Veja-se a respeito o ensinamento de Augusto César da Luz Cavalcante, in “Estatuto da Criança e do Adolescente Comentado”, Malheiros Ed., pág. 361/362: “Inserida num contexto comunitário abrangente (entidades assistenciais, hospitais, escolas programas comunitários, governamentais etc.), a medida possibilita o alargamento da própria visão do bem público e do valor da relação comunitária, cujo contexto deve estar inserido numa verdadeira práxis, onde os valores de dignidade, cidadania, trabalho, escola, relação comunitária e justiça social não para alguns, mas para todos, sejam cultivados durante sua aplicação. Porém, há necessidade não só não só da cultivação de tais valores, mas também da inserção e exercício prático da cidadania, aqui entendida como efetivação de todos os direitos e garantias inerentes à pessoa e elencados na lei e na Constituição. Inegáveis se fazem, pois, tais aspectos num Pais cuja perspectiva de vida digna, de planos sociais a nível profissionalizante, conhecimentos desalienante, realização pessoal, dentre outros, sofre profunda deterioração entre a população juvenil. “

 

Por outro lado, a remissão ou a advertência, são inócuas na hipótese sub examine, pois em nada contribuem para o desenvolvimento e integração do adolescente, já que não influem diretamente sobre a realidade social  do menor.

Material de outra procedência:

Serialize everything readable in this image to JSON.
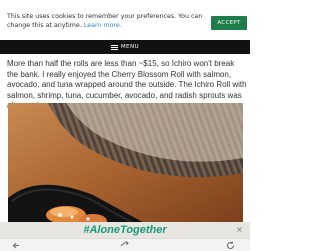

Isto posto, JULGO PARCIALMENTE PROCEDENTE A REPRESENTAÇÃO oferecida pelo Ministério Público de fl. 02/03 para aplicar ao adolescente xxxx a medida sócio-educativa de prestação de serviço à comunidade, de acordo com suas aptidões, prevista no art. 112, III da Lei 8069/90 pelo prazo de 03(três) meses, com jornada máxima de 04 (quatro) horas semanais, prevista no art. 112, III da Lei 8069/90.

Encaminhe-se o adolescente, através de ofício ao órgão responsável da Prefeitura desta comarca, para que possa realizar serviços gratuitamente, dentro de suas aptidões, de acordo com a disponibilidade de horários do menor e preferencialmente durante os sábados e domingos, respeitados os limites estabelecidos na sentença, devendo prestar informações mensais a este juízo, a respeito da freqüência, conduta e desempenho.

 

Sem custas.

A.C.

PRI. Dê-se ciência ao Ministério Público e à Defesa.